Another night passes fitfully, laden with soiled laundry, much of which is not my own. Each night I slip into uneasy sleep only to find myself sorting soiled clothes of family and sometimes strangers in homes that I once lived in. Washing. Ever-washing to try to get them clean of the stains left behind.
There are always machines waiting to spin the soiled garments clean. Sometimes too many to the point of the absurd. Homes becoming laundromats to cleanse the filth of the outer layers worn to shield the inner. The symbolism does not escape me, yet the dreams continue and I must ask myself why I turn backwards, again, to release the stains of the past.
If you study the mysteries, you may be familiar with the symbolism of robes/clothing worn to cover up, or mask, the true self. We often hide what we don’t want others to see, but most importantly, what we don’t want to see ourselves. Yet what resides inside the layers needs no washing.
Stripping ourselves naked requires trust and vulnerability. And it requires faith and letting go.
Each night as I pour through the soiled garments, a stack of towels waits for me. Their surfaces colored with floral blooms, drawing my eyes to their tall stacks. Yet the towels will do nothing for the garments, and I have yet to strip bare and immerse myself in a body of water to find my own cleansing. To release and rebirth.
Instead, I travel back through past homes, even though they are no longer mine. Seeking belonging, no doubt, but also approval. Acceptance. Healing. “Heal me,” my mother begs, showing me a leg riddled with arthritis, her face grotesquely distorted, too big for life and thrust too close for comfort against mine. How can I say no? She is my mother after all. The one who birthed me in this lifetime.

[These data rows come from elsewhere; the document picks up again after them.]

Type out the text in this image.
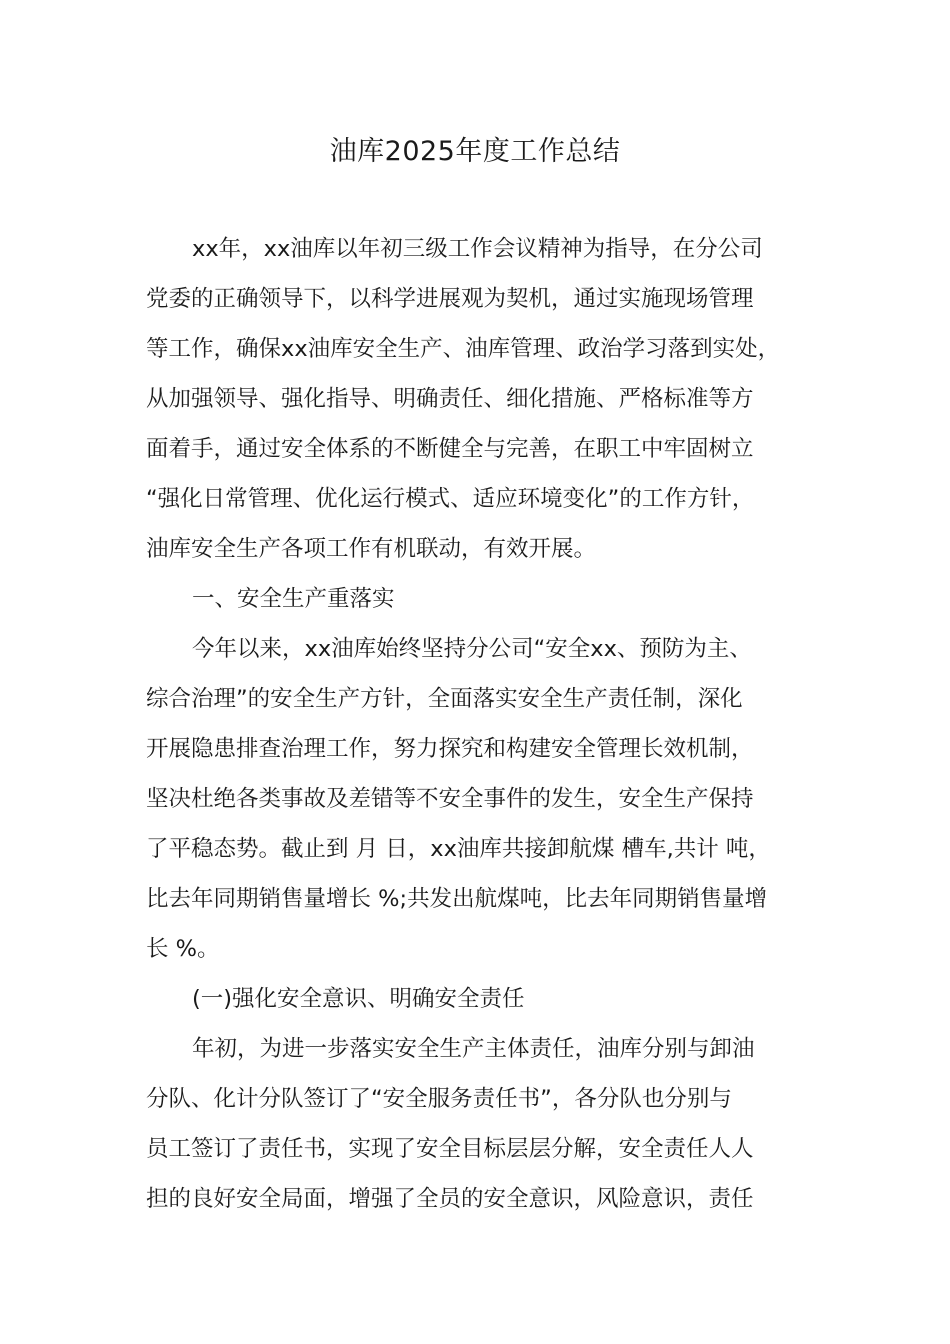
油库2025年度工作总结
xx年，xx油库以年初三级工作会议精神为指导，在分公司
党委的正确领导下，以科学进展观为契机，通过实施现场管理
等工作，确保xx油库安全生产、油库管理、政治学习落到实处，
从加强领导、强化指导、明确责任、细化措施、严格标准等方
面着手，通过安全体系的不断健全与完善，在职工中牢固树立
“强化日常管理、优化运行模式、适应环境变化”的工作方针，
油库安全生产各项工作有机联动，有效开展。
一、安全生产重落实
今年以来，xx油库始终坚持分公司“安全xx、预防为主、
综合治理”的安全生产方针，全面落实安全生产责任制，深化
开展隐患排查治理工作，努力探究和构建安全管理长效机制，
坚决杜绝各类事故及差错等不安全事件的发生，安全生产保持
了平稳态势。截止到 月 日，xx油库共接卸航煤 槽车,共计 吨，
比去年同期销售量增长 %;共发出航煤吨，比去年同期销售量增
长 %。
(一)强化安全意识、明确安全责任
年初，为进一步落实安全生产主体责任，油库分别与卸油
分队、化计分队签订了“安全服务责任书”，各分队也分别与
员工签订了责任书，实现了安全目标层层分解，安全责任人人
担的良好安全局面，增强了全员的安全意识，风险意识，责任
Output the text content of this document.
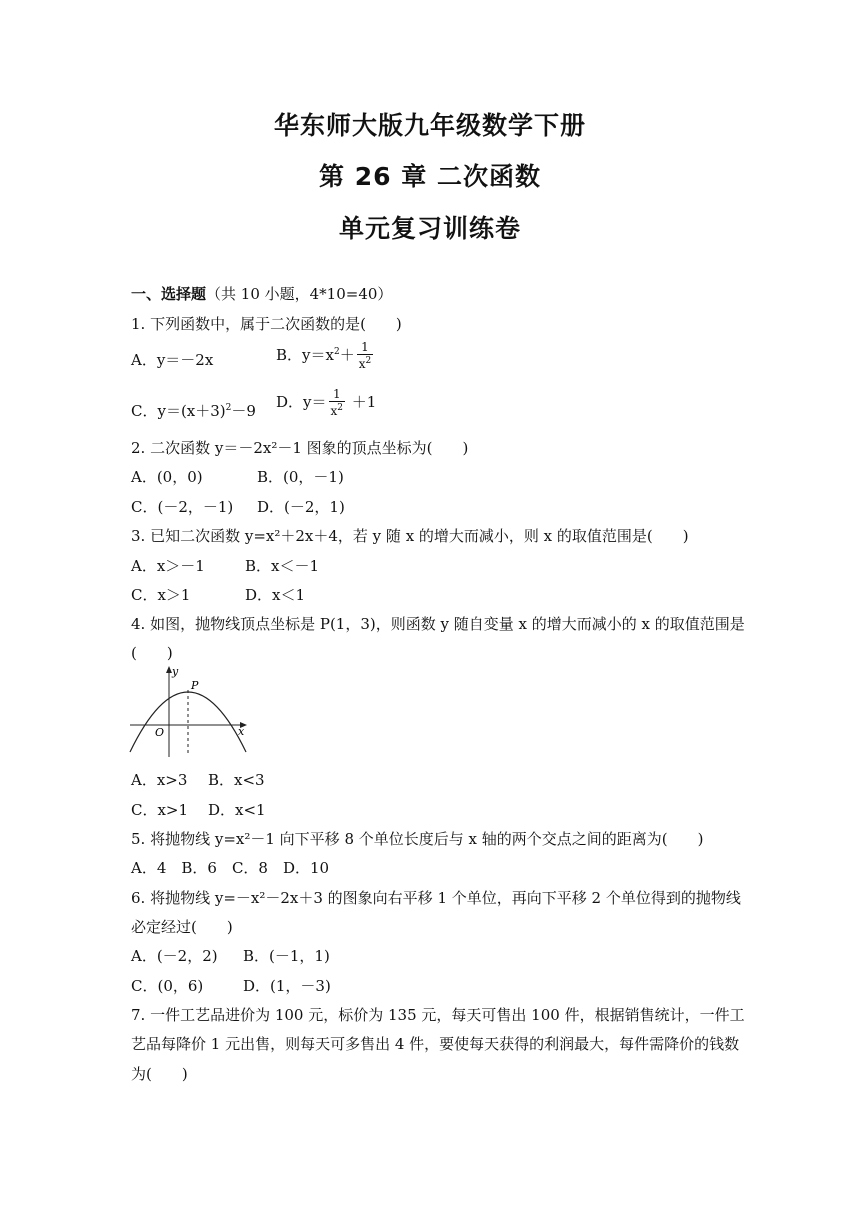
华东师大版九年级数学下册
第 26 章 二次函数
单元复习训练卷
一、选择题（共 10 小题，4*10=40）
1. 下列函数中，属于二次函数的是(　　)
A．y＝－2x	B．$y=x^2+ \frac{1}{x^2}$
C．$y=(x+3)^2-9$ D．$y= \frac{1}{x^2} +1$
2. 二次函数 y＝－2x²－1 图象的顶点坐标为(　　)
A．(0，0)	B．(0，－1)
C．(－2，－1) D．(－2，1)
3. 已知二次函数 y=x²＋2x＋4，若 y 随 x 的增大而减小，则 x 的取值范围是(　　)
A．x＞－1	B．x＜－1
C．x＞1	D．x＜1
4. 如图，抛物线顶点坐标是 P(1，3)，则函数 y 随自变量 x 的增大而减小的 x 的取值范围是
(　　)
y
P
O	x
A．x>3 B．x<3
C．x>1 D．x<1
5. 将抛物线 y=x²－1 向下平移 8 个单位长度后与 x 轴的两个交点之间的距离为(　　)
A．4　B．6　C．8　D．10
6. 将抛物线 y=－x²－2x＋3 的图象向右平移 1 个单位，再向下平移 2 个单位得到的抛物线
必定经过(　　)
A．(－2，2) B．(－1，1)
C．(0，6)	D．(1，－3)
7. 一件工艺品进价为 100 元，标价为 135 元，每天可售出 100 件，根据销售统计，一件工
艺品每降价 1 元出售，则每天可多售出 4 件，要使每天获得的利润最大，每件需降价的钱数
为(　　)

Sometimes life seems more cruel than kind to the human mind that tries to find reason and logic. If I could collapse time it would be by thousands of years and not a mere lifetime of long months. I would go to the place of heather and stone and find the one who wears the feathered cloak and embrace home.
I know why I am sorting through these endless garments soiled by life each night, yet I cannot quite let go of them. “It’s time,” they tell me, and I want to shout back, “I am not ready to let go of her, though.”
“You will and you must. Just like the bird trapped inside your porch, you will release this tie to life. Just as you must release the others that hold you back.”
The wren appears in uncanny ways, surprising me with her visits in the daytime. “I will never be truly gone,” she reminds me, but I want to hold her. To cup her feathered body against my heart. Just once, before I let her go.